I flushed.  My black pants were still wrinkled. Some had yanked them off of their hanger, and I had found them crammed into the corner of my closet.  The blouse was one I had bought in better, slimmer times, and I was just praying the buttons would hold. 

“Thanks,” I said.  “I wouldn’t have missed it.”  We all took our places at the table, and after I had distributed crayons and coloring books to Elsie and Nick, I turned to Phil, who was sitting to my right.  “How’s work?”

“Oh, same-old same-old,” he said.  Although retirement age had come and gone for Phil, he continued to put in fifty-plus hours a week at 3M.  He said it was so he could keep up with his wife’s spending habits, but I harbored the private suspicion that he just couldn’t face twenty-four hours a day at home with her. “How about you?” he said.  “I heard you got a part-time job.”

Before I had a chance to answer, Prudence leaned toward me.  “Margie, darling, I was wondering if you wanted to help me organize the Junior League fashion show.  I know decorating’s not your thing, but we could really use help addressing and stamping the invitations, and arranging for rentals.”

The Junior League again?

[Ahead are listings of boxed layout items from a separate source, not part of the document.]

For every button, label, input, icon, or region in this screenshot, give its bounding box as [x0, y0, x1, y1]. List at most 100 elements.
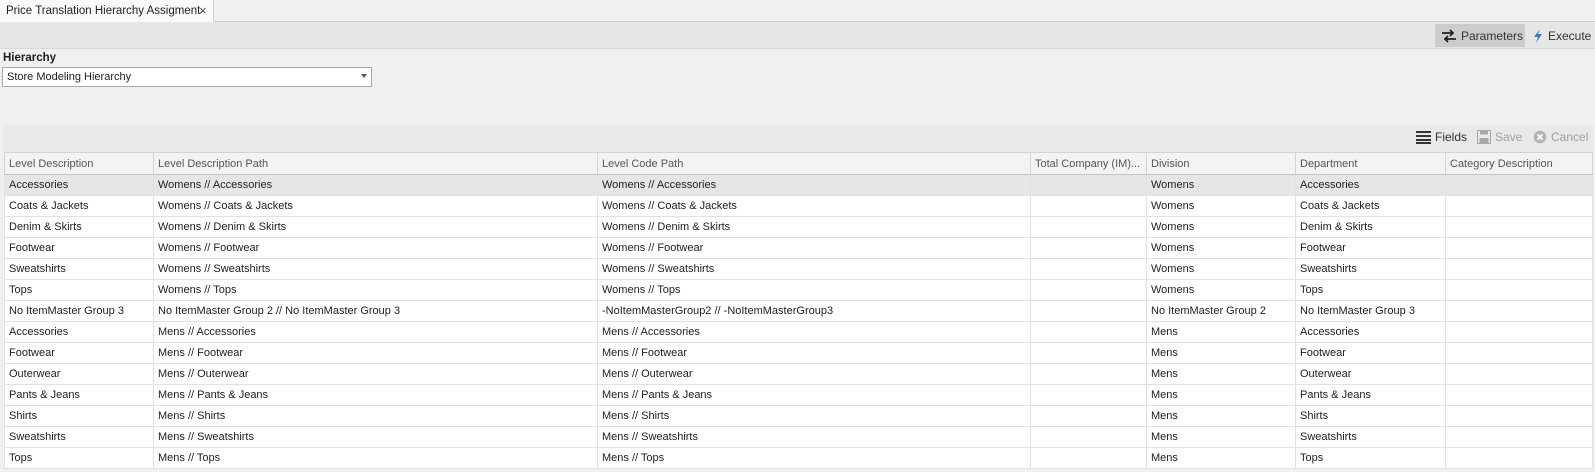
division-cell[interactable]: Mens	[1146, 426, 1296, 448]
department-cell[interactable]: Tops	[1295, 447, 1446, 469]
level-description-path-cell[interactable]: Mens // Accessories	[153, 321, 598, 343]
department-cell[interactable]: Footwear	[1295, 342, 1446, 364]
category-description-cell[interactable]	[1445, 174, 1593, 196]
level-code-path-cell[interactable]: Mens // Outerwear	[597, 363, 1031, 385]
total-company-cell[interactable]	[1030, 384, 1147, 406]
execute-button[interactable]: Execute	[1530, 24, 1595, 47]
total-company-cell[interactable]	[1030, 321, 1147, 343]
column-header-division[interactable]: Division	[1146, 152, 1296, 175]
level-code-path-cell[interactable]: Womens // Footwear	[597, 237, 1031, 259]
department-cell[interactable]: Sweatshirts	[1295, 258, 1446, 280]
category-description-cell[interactable]	[1445, 426, 1593, 448]
category-description-cell[interactable]	[1445, 384, 1593, 406]
column-header-category-description[interactable]: Category Description	[1445, 152, 1593, 175]
level-description-cell[interactable]: Tops	[4, 279, 154, 301]
department-cell[interactable]: Accessories	[1295, 174, 1446, 196]
level-code-path-cell[interactable]: Mens // Shirts	[597, 405, 1031, 427]
division-cell[interactable]: Womens	[1146, 216, 1296, 238]
category-description-cell[interactable]	[1445, 258, 1593, 280]
total-company-cell[interactable]	[1030, 342, 1147, 364]
level-description-path-cell[interactable]: Womens // Accessories	[153, 174, 598, 196]
level-description-path-cell[interactable]: Mens // Shirts	[153, 405, 598, 427]
department-cell[interactable]: Coats & Jackets	[1295, 195, 1446, 217]
level-description-cell[interactable]: Shirts	[4, 405, 154, 427]
parameters-button[interactable]: Parameters	[1435, 24, 1525, 47]
table-row[interactable]: Footwear Womens // Footwear Womens // Foot…	[4, 237, 1593, 259]
level-description-cell[interactable]: Sweatshirts	[4, 258, 154, 280]
level-description-cell[interactable]: Footwear	[4, 237, 154, 259]
level-code-path-cell[interactable]: Mens // Accessories	[597, 321, 1031, 343]
level-description-cell[interactable]: Denim & Skirts	[4, 216, 154, 238]
total-company-cell[interactable]	[1030, 237, 1147, 259]
category-description-cell[interactable]	[1445, 342, 1593, 364]
table-row[interactable]: Denim & Skirts Womens // Denim & Skirts Wo…	[4, 216, 1593, 238]
department-cell[interactable]: Pants & Jeans	[1295, 384, 1446, 406]
total-company-cell[interactable]	[1030, 405, 1147, 427]
level-code-path-cell[interactable]: Mens // Pants & Jeans	[597, 384, 1031, 406]
division-cell[interactable]: Womens	[1146, 279, 1296, 301]
division-cell[interactable]: Mens	[1146, 405, 1296, 427]
total-company-cell[interactable]	[1030, 279, 1147, 301]
total-company-cell[interactable]	[1030, 363, 1147, 385]
column-header-total-company[interactable]: Total Company (IM)...	[1030, 152, 1147, 175]
level-description-cell[interactable]: Accessories	[4, 174, 154, 196]
category-description-cell[interactable]	[1445, 300, 1593, 322]
level-description-path-cell[interactable]: No ItemMaster Group 2 // No ItemMaster G…	[153, 300, 598, 322]
category-description-cell[interactable]	[1445, 237, 1593, 259]
level-code-path-cell[interactable]: -NoItemMasterGroup2 // -NoItemMasterGrou…	[597, 300, 1031, 322]
cancel-button[interactable]: Cancel	[1533, 130, 1588, 144]
level-description-path-cell[interactable]: Womens // Coats & Jackets	[153, 195, 598, 217]
category-description-cell[interactable]	[1445, 405, 1593, 427]
department-cell[interactable]: No ItemMaster Group 3	[1295, 300, 1446, 322]
hierarchy-select[interactable]: Store Modeling Hierarchy	[2, 67, 372, 87]
total-company-cell[interactable]	[1030, 300, 1147, 322]
column-header-level-description-path[interactable]: Level Description Path	[153, 152, 598, 175]
category-description-cell[interactable]	[1445, 195, 1593, 217]
category-description-cell[interactable]	[1445, 216, 1593, 238]
department-cell[interactable]: Shirts	[1295, 405, 1446, 427]
total-company-cell[interactable]	[1030, 258, 1147, 280]
total-company-cell[interactable]	[1030, 195, 1147, 217]
level-description-path-cell[interactable]: Womens // Footwear	[153, 237, 598, 259]
level-description-cell[interactable]: Footwear	[4, 342, 154, 364]
department-cell[interactable]: Footwear	[1295, 237, 1446, 259]
division-cell[interactable]: Mens	[1146, 321, 1296, 343]
level-code-path-cell[interactable]: Womens // Tops	[597, 279, 1031, 301]
division-cell[interactable]: Mens	[1146, 384, 1296, 406]
level-code-path-cell[interactable]: Womens // Sweatshirts	[597, 258, 1031, 280]
division-cell[interactable]: No ItemMaster Group 2	[1146, 300, 1296, 322]
level-description-path-cell[interactable]: Mens // Tops	[153, 447, 598, 469]
table-row[interactable]: Accessories Womens // Accessories Womens /…	[4, 174, 1593, 196]
chevron-down-icon[interactable]	[361, 74, 367, 78]
level-description-cell[interactable]: Sweatshirts	[4, 426, 154, 448]
level-description-path-cell[interactable]: Womens // Denim & Skirts	[153, 216, 598, 238]
level-code-path-cell[interactable]: Womens // Denim & Skirts	[597, 216, 1031, 238]
total-company-cell[interactable]	[1030, 216, 1147, 238]
level-description-cell[interactable]: Pants & Jeans	[4, 384, 154, 406]
department-cell[interactable]: Outerwear	[1295, 363, 1446, 385]
column-header-department[interactable]: Department	[1295, 152, 1446, 175]
category-description-cell[interactable]	[1445, 279, 1593, 301]
save-button[interactable]: Save	[1477, 130, 1522, 144]
table-row[interactable]: Tops Womens // Tops Womens // Tops Womens To…	[4, 279, 1593, 301]
tab-price-translation[interactable]: Price Translation Hierarchy Assigment ×	[0, 0, 214, 22]
table-row[interactable]: Outerwear Mens // Outerwear Mens // Outerw…	[4, 363, 1593, 385]
table-row[interactable]: Shirts Mens // Shirts Mens // Shirts Mens Sh…	[4, 405, 1593, 427]
table-row[interactable]: Sweatshirts Mens // Sweatshirts Mens // Sw…	[4, 426, 1593, 448]
table-row[interactable]: Pants & Jeans Mens // Pants & Jeans Mens /…	[4, 384, 1593, 406]
level-description-cell[interactable]: Tops	[4, 447, 154, 469]
fields-button[interactable]: Fields	[1416, 130, 1467, 144]
table-row[interactable]: No ItemMaster Group 3 No ItemMaster Group…	[4, 300, 1593, 322]
level-code-path-cell[interactable]: Womens // Coats & Jackets	[597, 195, 1031, 217]
level-description-cell[interactable]: Accessories	[4, 321, 154, 343]
level-description-path-cell[interactable]: Mens // Footwear	[153, 342, 598, 364]
level-description-path-cell[interactable]: Mens // Sweatshirts	[153, 426, 598, 448]
level-code-path-cell[interactable]: Mens // Sweatshirts	[597, 426, 1031, 448]
department-cell[interactable]: Sweatshirts	[1295, 426, 1446, 448]
total-company-cell[interactable]	[1030, 447, 1147, 469]
department-cell[interactable]: Denim & Skirts	[1295, 216, 1446, 238]
level-description-path-cell[interactable]: Mens // Outerwear	[153, 363, 598, 385]
level-description-path-cell[interactable]: Womens // Sweatshirts	[153, 258, 598, 280]
division-cell[interactable]: Mens	[1146, 342, 1296, 364]
division-cell[interactable]: Mens	[1146, 447, 1296, 469]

I shot Blake a look, but he was focusing on arranging his napkin in his lap.  “Actually,” I said, “I’m really pretty busy right now.”  I had nothing against the Junior League Fashion Show. After all, it consumed my mother-in-law’s attention for fully half of each year, for which I was grateful. But I just wasn’t very interested in clothes or fancy events.  Or in the Junior League itself.

“It’ll be so much fun,” she said.  “Bitsy McEwan’s debuting her new line,” she said.  “All the profits go to charity, of course.”

“How nice,” I said. 

Blake perked up.  “She is?”  He turned to me.  “You should think about it, Margie.  It’s a good networking opportunity.  It could really help with my career.”  Of course.  In addition to being the president of the Junior League and a budding fashion designer, Bitsy McEwan was married to Herb McEwan, one of the founding partners of my husband’s law firm.